Per anni la carne bianca è stata considerata un alimento di cui potersi nutrire senza limiti, ma i dati scientifici odierni suggeriscono maggiore equilibrio. Studi clinici recenti evidenziano che un consumo eccessivo o esclusivo di pollame industriale può correlarsi a infiammazioni sistemiche o rischi per la salute gastrointestinale.
Il profilo nutrizionale dell’animale dipende infatti in modo diretto dal suo stile di vita: i polli allevati in modo intensivo con mangimi ricchi di soia e mais tendono a sviluppare grassi a impronta pro-infiammatoria. Al contrario, gli animali cresciuti all’aperto o alimentati a erba garantiscono carne più magra e nutrienti nettamente migliori.
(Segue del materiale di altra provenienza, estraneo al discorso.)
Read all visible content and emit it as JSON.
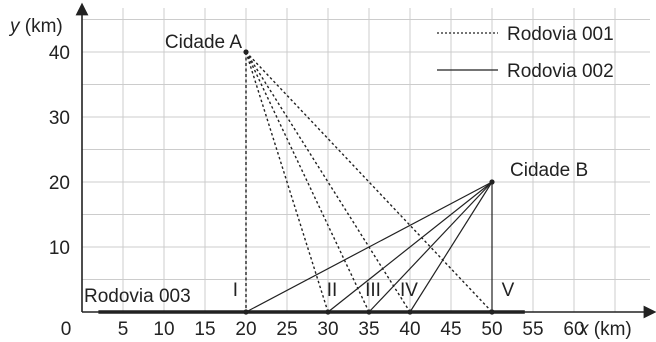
{
  "axes": {
    "x_var": "x",
    "x_unit": "(km)",
    "y_var": "y",
    "y_unit": "(km)",
    "x_ticks": [
      "0",
      "5",
      "10",
      "15",
      "20",
      "25",
      "30",
      "35",
      "40",
      "45",
      "50",
      "55",
      "60"
    ],
    "y_ticks": [
      "10",
      "20",
      "30",
      "40"
    ]
  },
  "legend": {
    "dotted": "Rodovia 001",
    "solid": "Rodovia 002"
  },
  "cities": {
    "a": {
      "label": "Cidade A",
      "x": 20,
      "y": 40
    },
    "b": {
      "label": "Cidade B",
      "x": 50,
      "y": 20
    }
  },
  "road_003": {
    "label": "Rodovia 003",
    "y": 0,
    "x_from": 2,
    "x_to": 54
  },
  "points": [
    {
      "id": "I",
      "x": 20
    },
    {
      "id": "II",
      "x": 30
    },
    {
      "id": "III",
      "x": 35
    },
    {
      "id": "IV",
      "x": 40
    },
    {
      "id": "V",
      "x": 50
    }
  ],
  "colors": {
    "ink": "#222222",
    "grid": "#cccccc",
    "dot": "#222222"
  }
}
Per inserire al meglio questo alimento in un regime dietetico sano, gli esperti della salute suggeriscono di seguire alcune buone abitudini pratiche:
- Rispettare le porzioni: le linee guida per una sana alimentazione raccomandano il consumo di 2-3 porzioni a settimana di circa 100 grammi ciascuna.
- Variare le fonti: alternare la carne bianca ad altre proteine nel piatto, prediligendo pesce, legumi, uova e formaggi freschi.
- Scegliere cotture sane: privilegiare la cottura ai ferri, al vapore, al forno o al cartoccio, evitando fritture o l’aggiunta di troppi grassi saturi
- Leggere le etichette: acquistare carne proveniente da filiere tracciate, preferendo allevamenti biologici, all’aperto per assicurarsi un prodotto più genuino.
In conclusione, la carne bianca rimane un’ottima risorsa per il benessere quotidiano, purché inserita all’interno di una dieta varia e ricca di verdure antiossidanti, capace di bilanciare ogni nutriente senza mai eccedere.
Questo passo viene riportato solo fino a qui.